Tuesday, April 16, 2013
I've been at this healthy journey since January. I have lost 35 lbs, lost inches, and dropped sizes. I thought I had my eye opening moment already. Well I was wrong. That moment came today.
I was cleaning out my closet, taking out clothes that are too big for me to wear now. It was a great feeling trying on jeans and seeing that they don't fit. I ended up with 3 pairs of jeans and have to get rid of 8. But that is not what made me cry.
I took a pair of jean capris off from the shelf and checked the size. They were a 23/24 in plus sizes. Shock came over my face. I vaguely remember buying a pair of jean capris last year that were snug and my husband suggested to get a bigger size. This had to be them. I reluctantly put them on, took a look in the mirror and burst into tears. They were super big on me but that didn't matter. What should have been a happy moment for me was one riddled with shame.
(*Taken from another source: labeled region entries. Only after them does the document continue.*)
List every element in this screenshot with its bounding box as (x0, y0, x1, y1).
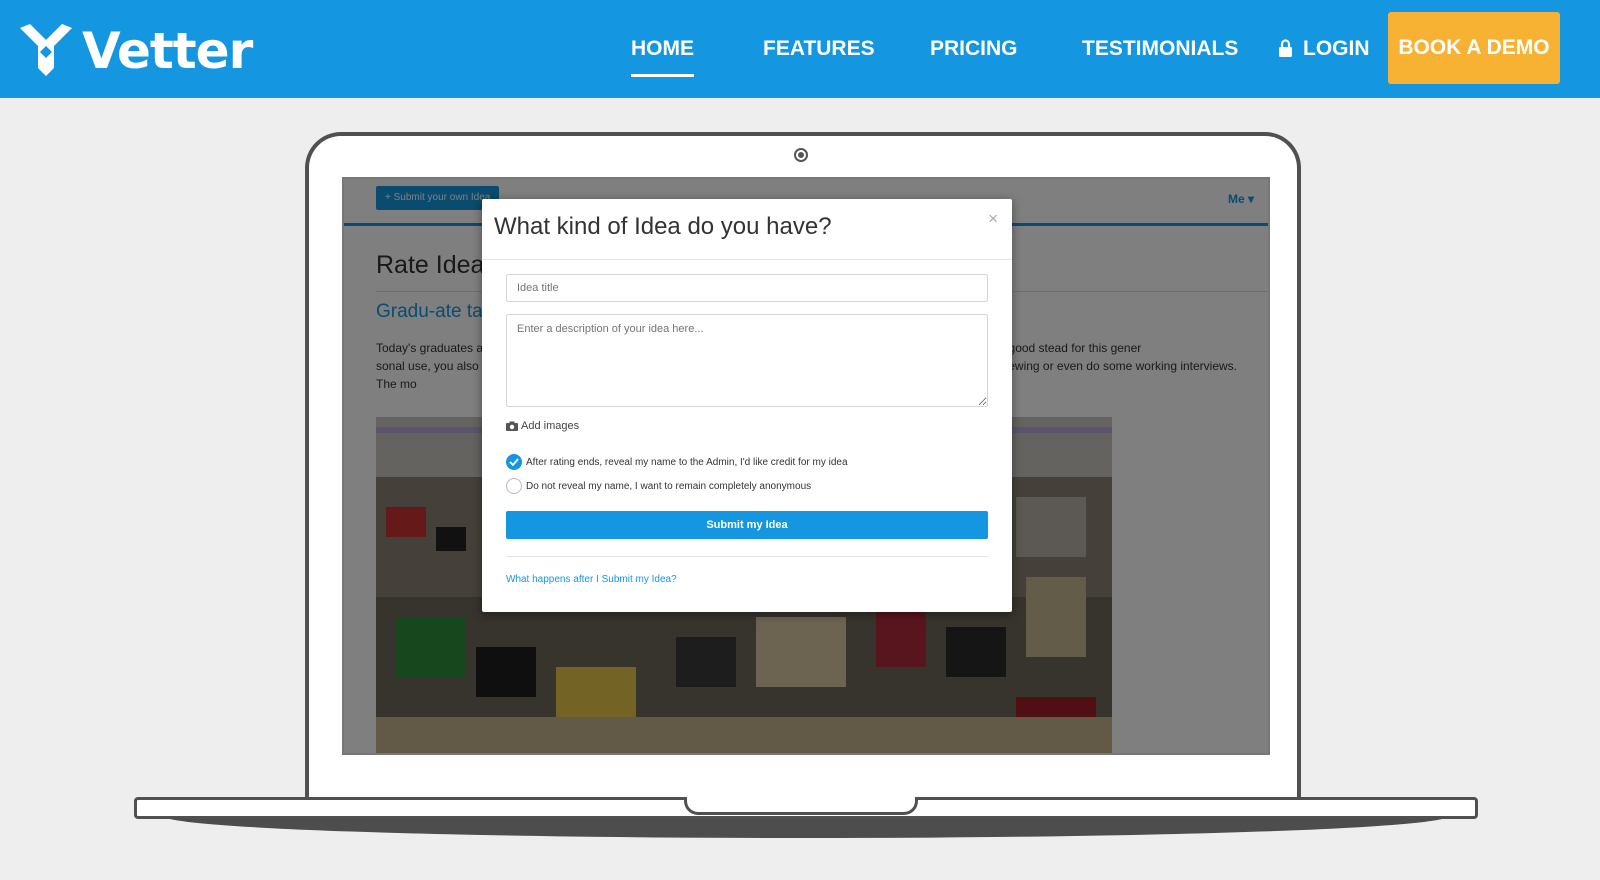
idea-description-input[interactable] (506, 314, 988, 407)
add-images-label: Add images (521, 420, 580, 432)
submit-idea-modal: What kind of Idea do you have? × Add ima… (482, 199, 1012, 612)
anonymous-option[interactable]: Do not reveal my name, I want to remain … (506, 478, 811, 494)
logo-text: Vetter (82, 22, 253, 80)
nav-home[interactable]: HOME (631, 0, 694, 98)
close-icon[interactable]: × (988, 209, 998, 229)
vetter-logo[interactable]: Vetter (16, 22, 253, 80)
divider (506, 556, 988, 557)
top-navigation-bar: Vetter HOME FEATURES PRICING TESTIMONIAL… (0, 0, 1600, 98)
nav-pricing[interactable]: PRICING (930, 0, 1018, 98)
modal-title: What kind of Idea do you have? (494, 213, 832, 240)
reveal-name-label: After rating ends, reveal my name to the… (526, 456, 848, 468)
vetter-logo-icon (20, 24, 72, 76)
radio-checked-icon[interactable] (506, 454, 522, 470)
divider (482, 259, 1012, 260)
nav-pricing-label: PRICING (930, 37, 1018, 60)
laptop-camera-icon (794, 148, 808, 162)
idea-title-input[interactable] (506, 274, 988, 302)
nav-testimonials[interactable]: TESTIMONIALS (1082, 0, 1238, 98)
nav-home-label: HOME (631, 37, 694, 77)
nav-login[interactable]: LOGIN (1278, 0, 1370, 98)
submit-my-idea-button[interactable]: Submit my Idea (506, 511, 988, 539)
nav-features-label: FEATURES (763, 37, 875, 60)
lock-icon (1278, 37, 1293, 61)
anonymous-label: Do not reveal my name, I want to remain … (526, 480, 812, 492)
laptop-notch (684, 797, 918, 815)
radio-unchecked-icon[interactable] (506, 478, 522, 494)
camera-icon (506, 421, 518, 431)
nav-features[interactable]: FEATURES (763, 0, 875, 98)
book-a-demo-button[interactable]: BOOK A DEMO (1388, 12, 1560, 84)
what-happens-link[interactable]: What happens after I Submit my Idea? (506, 574, 677, 585)
nav-testimonials-label: TESTIMONIALS (1082, 37, 1239, 60)
reveal-name-option[interactable]: After rating ends, reveal my name to the… (506, 454, 848, 470)
nav-login-label: LOGIN (1303, 37, 1370, 60)
add-images-button[interactable]: Add images (506, 420, 579, 432)
laptop-base-shadow (164, 816, 1448, 838)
How could I let myself get that big? How could I think it was okay to just "get a bigger size"? Why didn't I see the damage I had done to myself? Why didn't I wake up sooner and make a change?
I don't know why. I don't have the answer. I know what I need to do now. I need to stay on this journey and keep losing weight and living healthy. I WILL NOT LET MYSELF GET LIKE THAT AGAIN!
I had my daughter take a picture of me in those way too big capris. I need it as a permanent reminder that I will not go back down that road again. That road of shame is behind me.
I remembered that there is a picture of me on my FB page wearing those capris. I was taken 8/31/12. I was much larger then and even though I look happy I know I wasn't.
I'm going to post both pictures and with the end of this blog say bye bye to the old Amy.